Some trained models have been included (as allowed by space.)

Caveats:
	
	- For plotting to work correctly, use the "--store_all_rewards" flag when testing or attacking Atari environments 
	- For Atari environments, the command line arguments are inconsistent over whether the pixel scale is [0,1] or [0,255]. In particular:
		For _train.py and _test.py, the --sigma argument is on the pixel scale [0,1]; however, the checkpoint name will have sigma scaled on [0,255]
		For _attack.py, --attack_eps and --attack_step are scaled on [0,255].
		For _attack_smooth.py, --sigma, --attack_eps, and --attack_step are all scaled on [0,255].

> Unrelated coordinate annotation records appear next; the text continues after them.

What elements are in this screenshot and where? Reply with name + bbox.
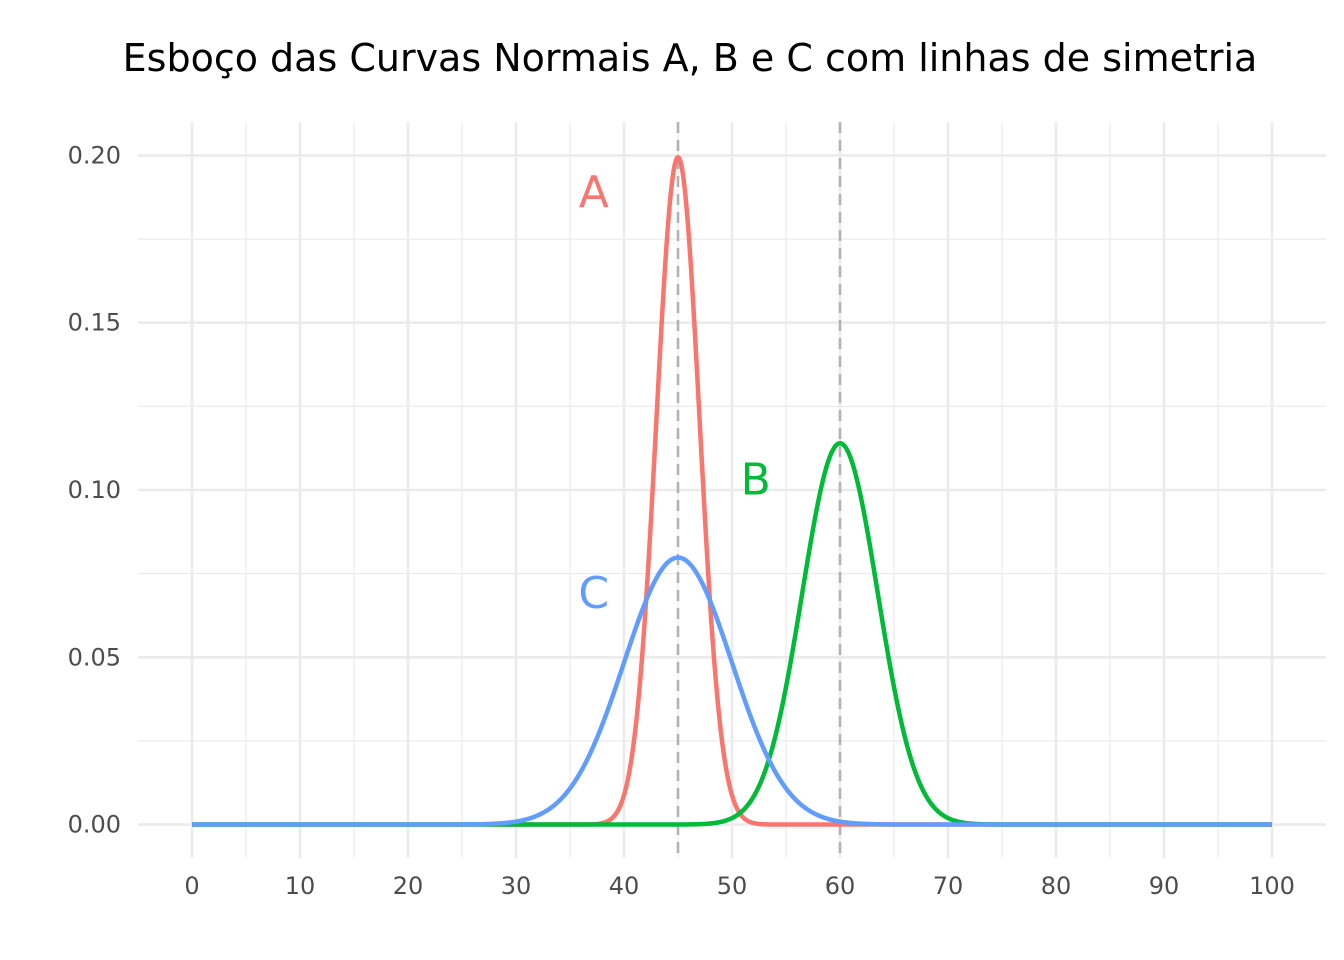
curve-label-c: C: [578, 568, 609, 619]
y-tick-label: 0.00: [68, 811, 121, 839]
chart-title: Esboço das Curvas Normais A, B e C com l…: [122, 36, 1258, 80]
y-tick-label: 0.20: [68, 141, 121, 169]
curve-labels: A B C: [578, 167, 770, 619]
x-tick-label: 70: [933, 872, 964, 900]
x-tick-label: 50: [717, 872, 748, 900]
curve-c: [190, 555, 1274, 827]
curve-label-b: B: [741, 454, 771, 505]
x-tick-label: 100: [1249, 872, 1295, 900]
x-tick-label: 30: [501, 872, 532, 900]
x-tick-label: 20: [393, 872, 424, 900]
x-tick-label: 10: [285, 872, 316, 900]
x-tick-label: 40: [609, 872, 640, 900]
y-tick-label: 0.15: [68, 309, 121, 337]
x-tick-label: 60: [825, 872, 856, 900]
y-tick-label: 0.05: [68, 643, 121, 671]
curve-label-a: A: [579, 167, 609, 218]
y-tick-labels: 0.00 0.05 0.10 0.15 0.20: [68, 141, 121, 838]
x-tick-label: 90: [1149, 872, 1180, 900]
major-gridlines: [138, 122, 1326, 858]
x-tick-label: 0: [184, 872, 199, 900]
symmetry-lines: [676, 122, 842, 858]
x-tick-labels: 0 10 20 30 40 50 60 70 80 90 100: [184, 872, 1295, 900]
curves: [190, 154, 1274, 827]
x-tick-label: 80: [1041, 872, 1072, 900]
y-tick-label: 0.10: [68, 476, 121, 504]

	- As discussed in the paper, freeway environments were trained 5 times to deal with training instability, and the best model selected (based on validation performance reported during training). This was done manually from the validation logs (using the final reported "New best reward.") Freeway checkpoints included represent these best models.